19.07.2025

Türkiye Odalar ve Borsalar Birliği’nin (TOBB), iş dünyasına can suyu olması amacıyla hayata geçirilen “Nefes Kredisi” uygulamasında limit artışı talebi, reel sektörün içinde bulunduğu finansman dar boğazını bir kez daha gözler önüne serdi.
Mevcut faiz oranlarının yüksekliğine rağmen bu krediye olan yoğun talep, işletmelerin likiditeye olan ihtiyacının boyutunu açıkça ortaya koyuyor.
KOBİ'lerin üretimden yatırıma, ihracattan istihdama kadar ekonominin her alanında üstlendikleri hayati rol göz önünde bulundurulduğunda, bu çağrı sadece bir kredi artışı isteği değil; aynı zamanda ekonomik yönetimden yeni bir yol haritası beklentisidir. TOBB’un bu talebi, iş dünyasının artık günü kurtaran çözümler yerine uzun vadeli, sürdürülebilir ve güçlü destek mekanizmalarına ihtiyaç duyduğunu da anlatıyor.
FAİZLER YÜKSEK AMA TALEP DAHA DA YÜKSEK
Nefes Kredisi uygulaması, geçmiş yıllarda düşük faizli kaynaklarla KOBİ’lere doğrudan destek sağlamış, ticaretin ve üretimin devamlılığını teminat altına almıştı. Ancak 2024-2025 döneminde faiz oranlarının %50’lere yaklaşmasıyla birlikte aynı etkiyi yaratmak zorlaştı. Buna rağmen TOBB’un “limit artışı” çağrısı, KOBİ’lerin hala bu krediye sıkı sıkıya tutunduğunu, nakit akışı sağlamak için her fırsatı değerlendirme çabasında olduklarını gösteriyor. Bu durum, piyasadaki finansman daralmasının ne denli yakıcı hale geldiğini de ortaya koyuyor.
KOBİ'LER İÇİN YENİ BİR EKONOMİK PAKET ŞART
Krediye ulaşmakta güçlük çeken ve mevcut kredi koşulları altında faaliyetlerini sürdüremeyen binlerce işletme, bugün üretimden çekilme riskiyle karşı karşıya. Bu durum sadece KOBİ’leri değil, onların oluşturduğu tedarik zincirini, istihdam yapısını ve bölgesel kalkınmayı da doğrudan etkiliyor.
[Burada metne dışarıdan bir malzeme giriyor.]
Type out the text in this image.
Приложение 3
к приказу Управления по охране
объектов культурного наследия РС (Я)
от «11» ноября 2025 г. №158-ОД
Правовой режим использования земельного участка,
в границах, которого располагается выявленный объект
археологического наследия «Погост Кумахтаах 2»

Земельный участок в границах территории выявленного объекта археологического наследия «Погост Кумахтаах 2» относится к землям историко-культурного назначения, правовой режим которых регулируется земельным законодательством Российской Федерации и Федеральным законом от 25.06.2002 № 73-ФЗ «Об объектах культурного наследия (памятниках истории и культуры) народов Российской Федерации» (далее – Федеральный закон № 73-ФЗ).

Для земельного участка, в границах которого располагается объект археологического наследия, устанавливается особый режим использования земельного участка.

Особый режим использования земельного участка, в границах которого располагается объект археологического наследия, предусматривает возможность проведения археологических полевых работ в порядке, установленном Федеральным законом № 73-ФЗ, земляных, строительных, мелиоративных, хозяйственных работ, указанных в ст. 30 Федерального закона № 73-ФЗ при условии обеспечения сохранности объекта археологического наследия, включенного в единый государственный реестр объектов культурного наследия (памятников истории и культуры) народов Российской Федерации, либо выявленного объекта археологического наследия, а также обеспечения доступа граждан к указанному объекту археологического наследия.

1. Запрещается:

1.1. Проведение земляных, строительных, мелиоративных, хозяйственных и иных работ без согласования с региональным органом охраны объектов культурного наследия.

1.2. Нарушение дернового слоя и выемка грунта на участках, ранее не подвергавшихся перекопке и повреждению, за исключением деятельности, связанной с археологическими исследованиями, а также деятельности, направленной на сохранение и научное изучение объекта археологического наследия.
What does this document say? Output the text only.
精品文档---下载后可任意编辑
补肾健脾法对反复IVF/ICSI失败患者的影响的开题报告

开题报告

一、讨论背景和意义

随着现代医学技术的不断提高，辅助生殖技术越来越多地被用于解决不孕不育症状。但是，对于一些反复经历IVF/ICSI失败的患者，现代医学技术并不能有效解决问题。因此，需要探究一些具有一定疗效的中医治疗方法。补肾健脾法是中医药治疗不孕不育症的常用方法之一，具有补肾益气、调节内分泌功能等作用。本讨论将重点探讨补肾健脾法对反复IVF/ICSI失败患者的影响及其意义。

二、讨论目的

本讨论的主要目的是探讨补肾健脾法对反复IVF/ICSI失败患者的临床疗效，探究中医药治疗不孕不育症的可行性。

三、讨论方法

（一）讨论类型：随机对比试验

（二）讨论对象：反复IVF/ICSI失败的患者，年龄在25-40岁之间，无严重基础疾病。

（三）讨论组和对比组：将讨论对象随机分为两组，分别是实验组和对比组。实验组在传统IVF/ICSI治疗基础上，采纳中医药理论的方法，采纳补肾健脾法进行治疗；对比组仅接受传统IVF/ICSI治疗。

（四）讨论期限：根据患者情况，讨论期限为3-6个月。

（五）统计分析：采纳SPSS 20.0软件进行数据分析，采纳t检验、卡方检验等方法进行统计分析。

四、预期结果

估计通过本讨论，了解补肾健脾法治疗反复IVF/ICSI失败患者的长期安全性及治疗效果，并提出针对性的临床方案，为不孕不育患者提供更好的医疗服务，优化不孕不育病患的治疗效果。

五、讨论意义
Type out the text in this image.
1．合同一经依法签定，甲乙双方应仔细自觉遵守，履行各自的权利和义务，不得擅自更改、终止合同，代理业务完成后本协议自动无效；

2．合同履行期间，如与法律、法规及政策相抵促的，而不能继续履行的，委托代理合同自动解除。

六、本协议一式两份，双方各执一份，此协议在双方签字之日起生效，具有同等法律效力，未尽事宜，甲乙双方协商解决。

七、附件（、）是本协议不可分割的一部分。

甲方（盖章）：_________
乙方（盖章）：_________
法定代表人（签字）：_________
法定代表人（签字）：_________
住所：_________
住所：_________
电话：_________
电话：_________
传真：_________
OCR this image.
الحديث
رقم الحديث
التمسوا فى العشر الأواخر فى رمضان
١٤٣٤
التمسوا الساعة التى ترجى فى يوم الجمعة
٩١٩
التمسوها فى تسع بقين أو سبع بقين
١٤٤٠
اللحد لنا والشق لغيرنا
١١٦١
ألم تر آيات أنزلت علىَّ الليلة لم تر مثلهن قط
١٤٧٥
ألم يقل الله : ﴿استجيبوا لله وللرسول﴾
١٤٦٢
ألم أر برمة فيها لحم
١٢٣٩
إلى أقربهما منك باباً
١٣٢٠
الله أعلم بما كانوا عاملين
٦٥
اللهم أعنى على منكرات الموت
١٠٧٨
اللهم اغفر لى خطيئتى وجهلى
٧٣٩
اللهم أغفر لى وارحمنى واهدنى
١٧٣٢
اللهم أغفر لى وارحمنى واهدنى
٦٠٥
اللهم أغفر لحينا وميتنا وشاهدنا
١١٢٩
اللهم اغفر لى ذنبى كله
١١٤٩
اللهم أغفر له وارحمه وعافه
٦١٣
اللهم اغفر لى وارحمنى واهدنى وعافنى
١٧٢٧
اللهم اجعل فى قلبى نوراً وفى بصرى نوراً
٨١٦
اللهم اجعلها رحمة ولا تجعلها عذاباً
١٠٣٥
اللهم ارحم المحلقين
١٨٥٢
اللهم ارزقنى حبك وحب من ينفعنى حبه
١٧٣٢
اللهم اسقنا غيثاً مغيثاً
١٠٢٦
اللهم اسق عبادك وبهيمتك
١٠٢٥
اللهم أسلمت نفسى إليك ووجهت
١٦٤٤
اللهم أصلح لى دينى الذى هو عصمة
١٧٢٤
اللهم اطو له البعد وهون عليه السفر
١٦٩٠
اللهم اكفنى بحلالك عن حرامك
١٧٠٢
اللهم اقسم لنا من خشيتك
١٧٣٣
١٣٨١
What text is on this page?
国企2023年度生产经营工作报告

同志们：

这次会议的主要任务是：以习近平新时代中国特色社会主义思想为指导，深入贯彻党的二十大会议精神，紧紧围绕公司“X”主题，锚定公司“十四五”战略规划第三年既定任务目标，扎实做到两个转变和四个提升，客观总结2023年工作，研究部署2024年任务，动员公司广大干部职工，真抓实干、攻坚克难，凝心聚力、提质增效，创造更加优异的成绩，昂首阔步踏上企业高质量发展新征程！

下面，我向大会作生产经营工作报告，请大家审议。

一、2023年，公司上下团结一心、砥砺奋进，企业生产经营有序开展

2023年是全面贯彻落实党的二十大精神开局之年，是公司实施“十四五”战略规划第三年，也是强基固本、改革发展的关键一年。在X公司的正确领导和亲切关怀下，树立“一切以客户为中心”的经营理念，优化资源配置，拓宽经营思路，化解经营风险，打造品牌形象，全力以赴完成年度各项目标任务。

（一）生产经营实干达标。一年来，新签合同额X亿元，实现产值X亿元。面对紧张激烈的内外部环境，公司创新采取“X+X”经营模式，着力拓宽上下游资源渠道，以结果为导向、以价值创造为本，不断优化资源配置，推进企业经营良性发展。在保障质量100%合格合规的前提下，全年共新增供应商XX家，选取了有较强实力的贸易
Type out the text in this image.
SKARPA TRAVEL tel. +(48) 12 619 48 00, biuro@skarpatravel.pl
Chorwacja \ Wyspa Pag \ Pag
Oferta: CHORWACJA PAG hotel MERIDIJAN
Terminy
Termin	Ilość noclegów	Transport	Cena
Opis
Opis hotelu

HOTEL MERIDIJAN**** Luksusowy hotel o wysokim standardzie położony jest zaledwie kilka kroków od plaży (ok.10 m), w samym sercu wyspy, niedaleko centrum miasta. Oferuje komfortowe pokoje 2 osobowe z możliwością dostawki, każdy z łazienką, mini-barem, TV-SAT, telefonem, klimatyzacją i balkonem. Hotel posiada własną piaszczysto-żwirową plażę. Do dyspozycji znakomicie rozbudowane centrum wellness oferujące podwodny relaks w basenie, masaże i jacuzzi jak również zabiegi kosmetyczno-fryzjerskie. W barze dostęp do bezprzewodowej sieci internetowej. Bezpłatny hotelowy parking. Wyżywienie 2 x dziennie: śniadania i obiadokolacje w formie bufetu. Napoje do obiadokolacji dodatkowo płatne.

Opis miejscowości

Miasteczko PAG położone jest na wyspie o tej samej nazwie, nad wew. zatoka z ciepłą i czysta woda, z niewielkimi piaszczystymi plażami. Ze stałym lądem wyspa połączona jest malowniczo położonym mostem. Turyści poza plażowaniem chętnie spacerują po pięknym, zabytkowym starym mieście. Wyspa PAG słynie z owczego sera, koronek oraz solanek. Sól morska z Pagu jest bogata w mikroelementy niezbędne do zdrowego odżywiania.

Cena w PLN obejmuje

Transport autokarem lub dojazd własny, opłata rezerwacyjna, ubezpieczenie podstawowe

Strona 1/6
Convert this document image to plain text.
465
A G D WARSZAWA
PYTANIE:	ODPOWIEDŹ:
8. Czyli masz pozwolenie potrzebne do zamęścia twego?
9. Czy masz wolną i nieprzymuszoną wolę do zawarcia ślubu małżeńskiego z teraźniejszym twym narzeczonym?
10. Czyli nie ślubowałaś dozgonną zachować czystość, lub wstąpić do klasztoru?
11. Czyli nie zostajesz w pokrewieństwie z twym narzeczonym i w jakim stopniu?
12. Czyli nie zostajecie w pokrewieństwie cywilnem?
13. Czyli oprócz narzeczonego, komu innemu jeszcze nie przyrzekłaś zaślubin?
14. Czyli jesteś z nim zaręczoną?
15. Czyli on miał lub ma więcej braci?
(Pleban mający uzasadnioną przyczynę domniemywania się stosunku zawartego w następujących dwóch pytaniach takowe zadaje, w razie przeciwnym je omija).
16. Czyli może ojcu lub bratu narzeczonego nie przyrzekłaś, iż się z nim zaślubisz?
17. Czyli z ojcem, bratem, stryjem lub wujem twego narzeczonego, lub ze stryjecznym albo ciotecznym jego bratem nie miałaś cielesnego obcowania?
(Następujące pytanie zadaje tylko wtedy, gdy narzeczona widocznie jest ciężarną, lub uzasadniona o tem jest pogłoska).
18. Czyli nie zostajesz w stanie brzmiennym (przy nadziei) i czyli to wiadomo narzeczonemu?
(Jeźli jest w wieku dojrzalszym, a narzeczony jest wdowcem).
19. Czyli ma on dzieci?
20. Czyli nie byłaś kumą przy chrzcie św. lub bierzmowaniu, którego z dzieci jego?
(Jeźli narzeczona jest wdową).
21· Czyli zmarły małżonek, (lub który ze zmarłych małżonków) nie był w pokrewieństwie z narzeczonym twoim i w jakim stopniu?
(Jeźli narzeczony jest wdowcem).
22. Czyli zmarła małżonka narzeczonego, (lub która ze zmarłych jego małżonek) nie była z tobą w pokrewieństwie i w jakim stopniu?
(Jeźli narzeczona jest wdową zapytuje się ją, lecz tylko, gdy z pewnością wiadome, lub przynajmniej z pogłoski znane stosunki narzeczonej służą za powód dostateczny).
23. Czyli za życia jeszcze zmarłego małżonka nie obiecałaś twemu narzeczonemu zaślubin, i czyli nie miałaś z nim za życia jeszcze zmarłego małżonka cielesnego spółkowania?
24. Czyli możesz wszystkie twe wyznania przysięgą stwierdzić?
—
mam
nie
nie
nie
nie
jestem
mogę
Özellikle Anadolu’nun üretim üsleri olan Karadeniz gibi bölgelerde bu sıkışıklık, ekonomik faaliyetlerde yavaşlama ve işsizlik riskini beraberinde getiriyor.
Bu nedenle, sadece Nefes Kredisi’nin limit artırımı değil; aynı zamanda vergi teşvikleri, faiz sübvansiyonları, ihracat destekleri, dijital dönüşüm hibeleri gibi kapsamlı ve çok katmanlı yeni bir ekonomik destek paketine ihtiyaç var. Ekonomi yönetiminin bu ihtiyaca kulak vererek, iş dünyasına yeniden yatırım yapma motivasyonu sağlayacak, istihdamı artıracak ve piyasaya güven verecek adımlar atması elzemdir.
YATIRIM İKLİMİ İÇİN GÜVEN VE DESTEK ŞART
İş dünyası, üretmek, istihdam sağlamak ve Türkiye ekonomisinin büyümesine katkı sunmak istiyor. Ancak bunu yapabilmek için finansmana erişimden daha fazlasına, öngörülebilir bir yatırım iklimine, güçlü kurumsal desteklere ve doğru regülasyonlara ihtiyaç duyuyor. TOBB’un çağrısı tam da bu noktada bir alarm zili niteliğinde: Artık iş dünyası yalnız bırakılmamalı, kamu-özel sektör iş birliğiyle yeni bir büyüme hikayesi yazılmalıdır.
Bugün küçük gibi görünen bir kredi limit artışı talebi, aslında daha büyük bir sorun alanını ve çözüm beklentisini temsil ediyor. Bu sese kulak verilmeli; KOBİ’lerin sesi, aynı zamanda Türkiye ekonomisinin sesi olarak görülmelidir.
HAFTANIN SÖZÜ:
“En iyi yatırım, kendine yapılan yatırımdır.”